В центре помещения стояли два экипажа: серая диламбда и синяя карета, чьи приподнятые оглобли казались почти такими же длинными, как шесты, стоявшие сзади.
— Каретой мы больше не пользуемся, — объясняла Миколь. — Если папа в кои-то веки собирается за город, он берет машину. И мы с Альберто, когда уезжаем,
Потом, подойдя к карете, не менее сверкающей, чем автомобиль, она спросила:
— Ты ее узнаешь?
Она открыла дверцу, влезла вовнутрь, уселась, потом, похлопав рукой по обивке сидения рядом с собой, пригласила меня.

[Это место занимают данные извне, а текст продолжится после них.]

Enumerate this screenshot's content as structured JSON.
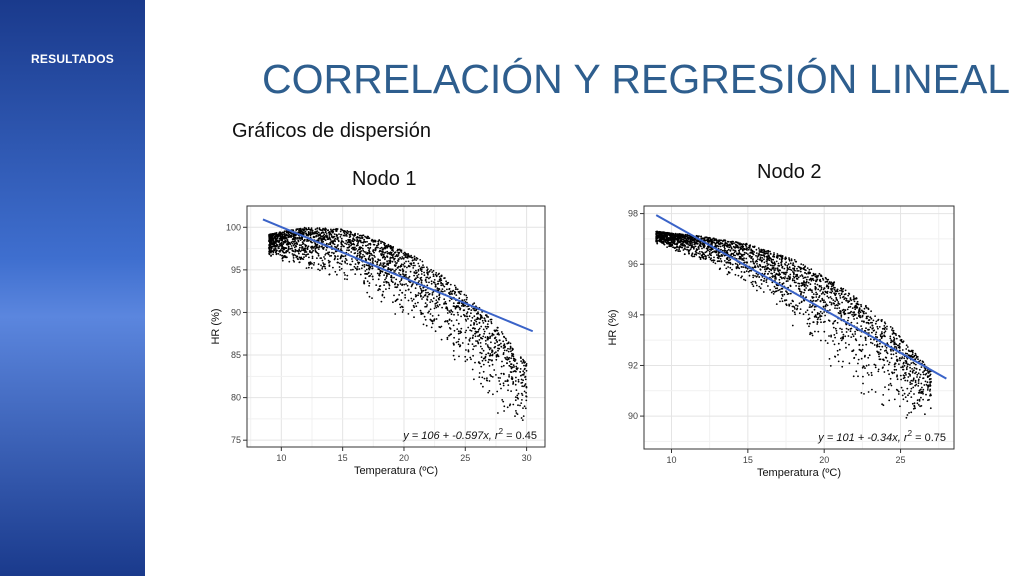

Я влез в карету и сел слева от нее. Как только я устроился, дверца, повернувшись в петлях по инерции, с сухим щелчком сама собой захлопнулась, как ловушка.
Теперь шум дождя по крыше гаража стал совершенно не слышен. Казалось, мы и впрямь находимся в крошечной гостиной, маленькой изящной гостиной.
— Как вы ее хорошо содержите, — сказал я, не справившись с легкой дрожью в голосе, — она кажется совсем новой. Только цветов в вазе не хватает.
— Ну, цветы Перотти всегда ставит, когда вывозит бабушку.
— Так вы ею еще пользуетесь!
— Не чаще двух-трех раз в год, только чтобы проехаться по парку.
— А лошадь? Все та же?
— Все тот же Стар. Ему двадцать два года. Ты не заметил его в тот раз, в хлеву? Он почти слепой, но когда его запрягают, он… выглядит ужасно.
Она рассмеялась, качая головой.
— У Перотти настоящая страсть к этой карете, — продолжала она с горечью. — Это чтобы ему доставить удовольствие (он ненавидит и презирает автомобили, ты и представить себе не можешь — до какой степени!), мы просим его иногда покатать бабушку по аллеям. Каждые десять-пятнадцать дней он приходит сюда с ведрами воды, тряпками, замшей, выбивалками вот как объясняется чудо, вот почему карета, конечно, если не смотреть на нее на ярком свету, все еще сохраняет пристойный вид.
— Пристойный? Да она кажется совершенно новой! — запротестовал я.
Она раздраженно фыркнула.
— Не говори глупостей, пожалуйста!
Что-то неожиданно заставило ее резко отодвинуться от меня в дальний угол. Она смотрела прямо перед собой, нахмурив брови, черты ее лица исказились от странной злобы. Она выглядела на десять лет старше.
Несколько минут мы просидели так в тишине. Потом, не меняя положения, обхватив загорелые колени руками, как будто для того чтобы согреться (она была в шортах и трикотажной футболке, пуловер был накинут на спину и завязан вокруг шеи), Миколь снова заговорила:
— И хочется же Перотти тратить на эту развалину столько времени и столько сил! Нет, послушай меня, здесь, в полутьме, можно даже говорить о чуде, но снаружи, при солнечном свете, ничего не поделаешь, придется признать то, что сразу бросается в глаза: краска облезла, спицы и колеса облезли, обивка сидений (может, ты сейчас и не видишь, но я тебя уверяю) обшарпана, вытерлась в некоторых местах, как паутина. Поэтому спрашивается: ради чего все эти труды Перотти? Стоит ли это делать? Он, бедолага, хочет получить у папы разрешение все перекрасить, отремонтировать, переделать в свое удовольствие, но папа, как всегда, колеблется, не решается.